The AC-link bus 108 protocol may be redefined using special software,
firmware, a state machine, or other similar manners developed to redefine the
bus protocol in accordance with the present invention.- When using software,
software drivers may be installed on the PC connected to the AC-link bus 108
in order to implement the software, where these software drivers will replace
the existing AC-link bus 108 protocol with the redefined protocol. This
specially software or hardware provides the redefined protocol necessary to
allow the desired data streams to be sent to the DSP 102 for digital signal
processing to be performed.
As can be seen from the foregoing, a system and method for performing
signal processing on an AC-link bus formed in accordance with the present
invention allows real-time signal processing to be performed on data streams
communicated over an AC-link bus. Moreover, by forming a system and
method for performing signal processing on an AC-link bus in accordance with
the present invention, signal processing functions can be performed on data
streams communicated to and from a codec without requiring access to a host
CPU or codec controller. Furthermore, by forming a system and method for
performing signal processing on an AC-link bus in accordance with the present
invention, the data streams communicated between a codec controller and a
codec can be flexibly and efficiently digitally signal processed.

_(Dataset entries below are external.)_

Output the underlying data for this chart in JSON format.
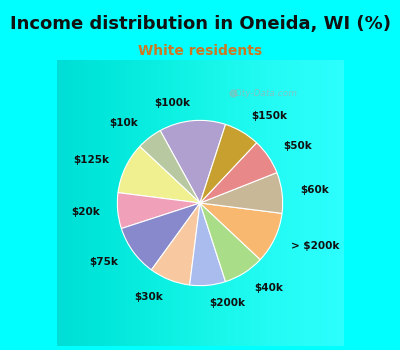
{
  "title": "Income distribution in Oneida, WI (%)",
  "subtitle": "White residents",
  "title_color": "#111111",
  "subtitle_color": "#cc7722",
  "background_fig": "#00ffff",
  "background_chart": "#e0f0e8",
  "watermark": "City-Data.com",
  "labels": [
    "$100k",
    "$10k",
    "$125k",
    "$20k",
    "$75k",
    "$30k",
    "$200k",
    "$40k",
    "> $200k",
    "$60k",
    "$50k",
    "$150k"
  ],
  "values": [
    13,
    5,
    10,
    7,
    10,
    8,
    7,
    8,
    10,
    8,
    7,
    7
  ],
  "colors": [
    "#b0a0d0",
    "#b8c8a0",
    "#f0f090",
    "#f0a0b8",
    "#8888cc",
    "#f8c8a0",
    "#aabbee",
    "#aadd88",
    "#f8b870",
    "#c8b898",
    "#e88888",
    "#c8a030"
  ],
  "label_fontsize": 7.5,
  "title_fontsize": 13,
  "subtitle_fontsize": 10,
  "startangle": 72,
  "labeldistance": 1.22
}
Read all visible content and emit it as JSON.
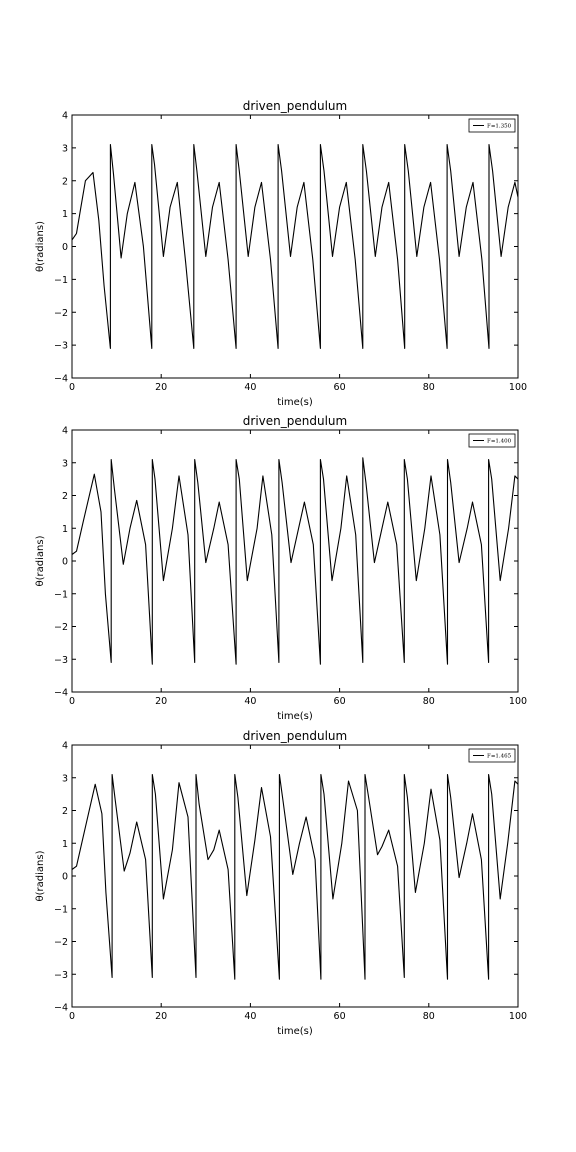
{
  "colors": {
    "background": "#ffffff",
    "axes": "#000000",
    "line": "#000000"
  },
  "chart_data": [
    {
      "type": "line",
      "title": "driven_pendulum",
      "xlabel": "time(s)",
      "ylabel": "θ(radians)",
      "xlim": [
        0,
        100
      ],
      "ylim": [
        -4,
        4
      ],
      "xticks": [
        "0",
        "20",
        "40",
        "60",
        "80",
        "100"
      ],
      "yticks": [
        "−4",
        "−3",
        "−2",
        "−1",
        "0",
        "1",
        "2",
        "3",
        "4"
      ],
      "grid": false,
      "legend_position": "top-right",
      "series": [
        {
          "name": "F=1.350",
          "x": [
            0,
            1,
            2,
            3,
            4.7,
            6,
            7.2,
            8.6,
            8.6,
            9.3,
            11,
            12.4,
            14.1,
            16,
            17.9,
            17.9,
            18.5,
            20.5,
            22,
            23.6,
            25.5,
            27.3,
            27.3,
            28,
            30,
            31.5,
            33,
            35,
            36.8,
            36.8,
            37.5,
            39.5,
            41,
            42.5,
            44.5,
            46.2,
            46.2,
            47,
            49,
            50.5,
            52,
            54,
            55.7,
            55.7,
            56.5,
            58.4,
            60,
            61.5,
            63.5,
            65.2,
            65.2,
            66,
            68,
            69.5,
            71,
            73,
            74.6,
            74.6,
            75.4,
            77.3,
            78.9,
            80.4,
            82.4,
            84.1,
            84.1,
            84.9,
            86.8,
            88.4,
            89.9,
            91.9,
            93.5,
            93.5,
            94.3,
            96.2,
            97.8,
            99.3,
            100
          ],
          "y": [
            0.2,
            0.4,
            1.2,
            2.0,
            2.25,
            0.8,
            -1.2,
            -3.1,
            3.1,
            2.2,
            -0.35,
            1.0,
            1.95,
            0.0,
            -3.1,
            3.1,
            2.5,
            -0.3,
            1.2,
            1.95,
            -0.5,
            -3.1,
            3.1,
            2.3,
            -0.3,
            1.2,
            1.95,
            -0.4,
            -3.1,
            3.1,
            2.3,
            -0.3,
            1.2,
            1.95,
            -0.4,
            -3.1,
            3.1,
            2.3,
            -0.3,
            1.2,
            1.95,
            -0.4,
            -3.1,
            3.1,
            2.3,
            -0.3,
            1.2,
            1.95,
            -0.4,
            -3.1,
            3.1,
            2.3,
            -0.3,
            1.2,
            1.95,
            -0.4,
            -3.1,
            3.1,
            2.3,
            -0.3,
            1.2,
            1.95,
            -0.4,
            -3.1,
            3.1,
            2.3,
            -0.3,
            1.2,
            1.95,
            -0.4,
            -3.1,
            3.1,
            2.3,
            -0.3,
            1.2,
            1.95,
            1.5
          ]
        }
      ]
    },
    {
      "type": "line",
      "title": "driven_pendulum",
      "xlabel": "time(s)",
      "ylabel": "θ(radians)",
      "xlim": [
        0,
        100
      ],
      "ylim": [
        -4,
        4
      ],
      "xticks": [
        "0",
        "20",
        "40",
        "60",
        "80",
        "100"
      ],
      "yticks": [
        "−4",
        "−3",
        "−2",
        "−1",
        "0",
        "1",
        "2",
        "3",
        "4"
      ],
      "grid": false,
      "legend_position": "top-right",
      "series": [
        {
          "name": "F=1.400",
          "x": [
            0,
            1,
            2.5,
            5,
            6.5,
            7.5,
            8.8,
            8.8,
            9.5,
            11.5,
            13,
            14.5,
            16.5,
            18,
            18,
            18.6,
            20.5,
            22.5,
            24,
            26,
            27.5,
            27.5,
            28.2,
            30,
            31.8,
            33,
            35,
            36.8,
            36.8,
            37.5,
            39.3,
            41.5,
            42.8,
            44.8,
            46.4,
            46.4,
            47.1,
            49.1,
            50.8,
            52.1,
            54.1,
            55.7,
            55.7,
            56.4,
            58.3,
            60.3,
            61.6,
            63.6,
            65.2,
            65.2,
            65.9,
            67.8,
            69.5,
            70.8,
            72.8,
            74.5,
            74.5,
            75.2,
            77.2,
            79.1,
            80.5,
            82.5,
            84.2,
            84.2,
            84.9,
            86.8,
            88.6,
            89.8,
            91.8,
            93.4,
            93.4,
            94.1,
            96,
            97.9,
            99.3,
            100
          ],
          "y": [
            0.2,
            0.3,
            1.2,
            2.65,
            1.5,
            -1.0,
            -3.1,
            3.1,
            2.2,
            -0.1,
            1.0,
            1.85,
            0.5,
            -3.15,
            3.1,
            2.5,
            -0.6,
            1.0,
            2.6,
            0.8,
            -3.1,
            3.1,
            2.4,
            -0.05,
            1.0,
            1.8,
            0.5,
            -3.15,
            3.1,
            2.5,
            -0.6,
            1.0,
            2.6,
            0.8,
            -3.1,
            3.1,
            2.4,
            -0.05,
            1.0,
            1.8,
            0.5,
            -3.15,
            3.1,
            2.5,
            -0.6,
            1.0,
            2.6,
            0.8,
            -3.1,
            3.15,
            2.4,
            -0.05,
            1.0,
            1.8,
            0.5,
            -3.1,
            3.1,
            2.5,
            -0.6,
            1.0,
            2.6,
            0.8,
            -3.15,
            3.1,
            2.4,
            -0.05,
            1.0,
            1.8,
            0.5,
            -3.1,
            3.1,
            2.5,
            -0.6,
            1.0,
            2.6,
            2.5
          ]
        }
      ]
    },
    {
      "type": "line",
      "title": "driven_pendulum",
      "xlabel": "time(s)",
      "ylabel": "θ(radians)",
      "xlim": [
        0,
        100
      ],
      "ylim": [
        -4,
        4
      ],
      "xticks": [
        "0",
        "20",
        "40",
        "60",
        "80",
        "100"
      ],
      "yticks": [
        "−4",
        "−3",
        "−2",
        "−1",
        "0",
        "1",
        "2",
        "3",
        "4"
      ],
      "grid": false,
      "legend_position": "top-right",
      "series": [
        {
          "name": "F=1.465",
          "x": [
            0,
            1,
            2.5,
            5.2,
            6.7,
            7.6,
            9,
            9,
            9.7,
            11.7,
            13,
            14.5,
            16.5,
            18,
            18,
            18.7,
            20.5,
            22.5,
            24,
            26,
            27.8,
            27.8,
            28.5,
            30.5,
            31.8,
            33,
            35,
            36.5,
            36.5,
            37.2,
            39.2,
            41,
            42.5,
            44.5,
            46.5,
            46.5,
            47.3,
            49.5,
            51,
            52.5,
            54.5,
            55.8,
            55.8,
            56.5,
            58.5,
            60.5,
            62,
            64,
            65.7,
            65.7,
            66.4,
            68.5,
            69.5,
            71,
            73,
            74.5,
            74.5,
            75.2,
            77,
            79,
            80.5,
            82.5,
            84.2,
            84.2,
            84.9,
            86.8,
            88.5,
            89.8,
            91.8,
            93.4,
            93.4,
            94.1,
            96,
            97.7,
            99.3,
            100
          ],
          "y": [
            0.2,
            0.3,
            1.2,
            2.8,
            1.9,
            -0.5,
            -3.1,
            3.1,
            2.3,
            0.15,
            0.7,
            1.65,
            0.5,
            -3.1,
            3.1,
            2.5,
            -0.7,
            0.8,
            2.85,
            1.8,
            -3.1,
            3.1,
            2.2,
            0.5,
            0.8,
            1.4,
            0.2,
            -3.15,
            3.1,
            2.4,
            -0.6,
            1.1,
            2.7,
            1.2,
            -3.15,
            3.1,
            2.3,
            0.05,
            1.0,
            1.8,
            0.5,
            -3.15,
            3.1,
            2.5,
            -0.7,
            1.0,
            2.9,
            2.0,
            -3.15,
            3.1,
            2.5,
            0.65,
            0.9,
            1.4,
            0.3,
            -3.1,
            3.1,
            2.4,
            -0.5,
            1.0,
            2.65,
            1.1,
            -3.15,
            3.1,
            2.4,
            -0.05,
            1.0,
            1.9,
            0.5,
            -3.15,
            3.1,
            2.5,
            -0.7,
            1.0,
            2.9,
            2.8
          ]
        }
      ]
    }
  ]
}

In each of the above embodiments, the structures of the system and
method for performing signal processing on an AC-link bus of the present
invention are described separately in each of the embodiments. However, it is
the full intention of the inventors of the present invention that the separate
aspects of each embodiment described herein may be combined with the other
embodiments described herein. Those skilled in the art will appreciate that
various adaptations and modifications of the just-described preferred
embodiment can be configured without departing from the scope and spirit of
the invention. For instance, the present invention may be readily applied to
variations of the TDM data packet protocol described above. Therefore, it is to
be understood that, within the scope of the appended claims, the invention may
be practiced other than as specifically described herein.